I live 4 miles up a dirt road. Will I be able to stay in my house? 

 

It’s complicated to manage health and wellness. Planning and living care is daunting. The journey occurs inside and outside of the medical space. Sometimes we travel alone and sometimes with our care partners and health team. Always within our communities. The journey is our life – one foot in  front of the other, with expected and unexpected, desired and undesired forks in the road. We can wing it or look for a map. We have evidence of what works – sort of and sometimes. The evidence is about specific routes for groups of people. You and I may be on an unusual route. You and I are not groups of people, we are one person in many groups.  Once a person decides or needs to feel better, a roadmap helps. A roadmap plus stopping periodically to check if you’re still heading to your destination.

This is care planning. Care planning includes having a destination or goal(s) and deciding what needs to happen to get there. Who’s going to do what, by when? You need to be able to recognize when you’ve arrived. It helps to anticipate risks and barriers (those unexpected forks in the road) and have a plan to prevent or manage those unexpected forks. We need to track and share progress.
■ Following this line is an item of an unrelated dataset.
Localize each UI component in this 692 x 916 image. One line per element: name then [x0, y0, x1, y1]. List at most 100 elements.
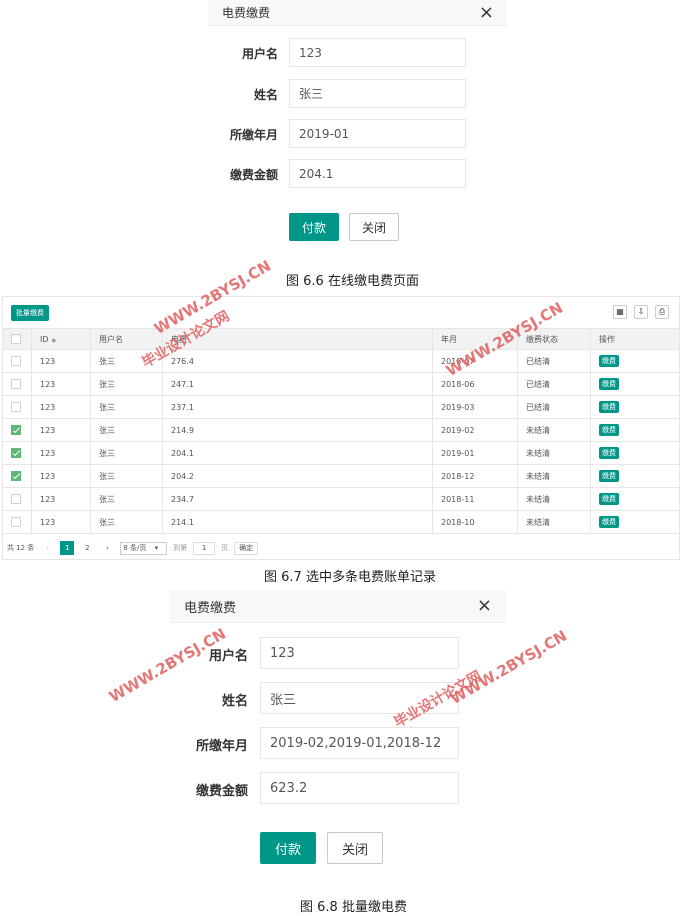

We need a table to sit down and process what we’ve learned, so we can change course when needed.  This adventure is an experiment of one.

Most of the time we muddle through our health journeys with varying degrees of confidence in our knowledge and expertise. Everybody on the health team has varied levels of expertise and confidence that change from moment to moment, situation by situation. Much is done to us because that’s what our ancestors and social networks have always done or community experts recommend or mandate, or we can access or afford. Experiments for individuals on their health journey usually occur randomly and chaotically – if they occur at all. Our health ecosystem doesn’t equitably, well-support this nurturing mindful experiment.

We can do better. How can bright minds and passionate souls design environments, relationships, skills and tools for people to navigate the experiment of their and their loved ones’ health journeys?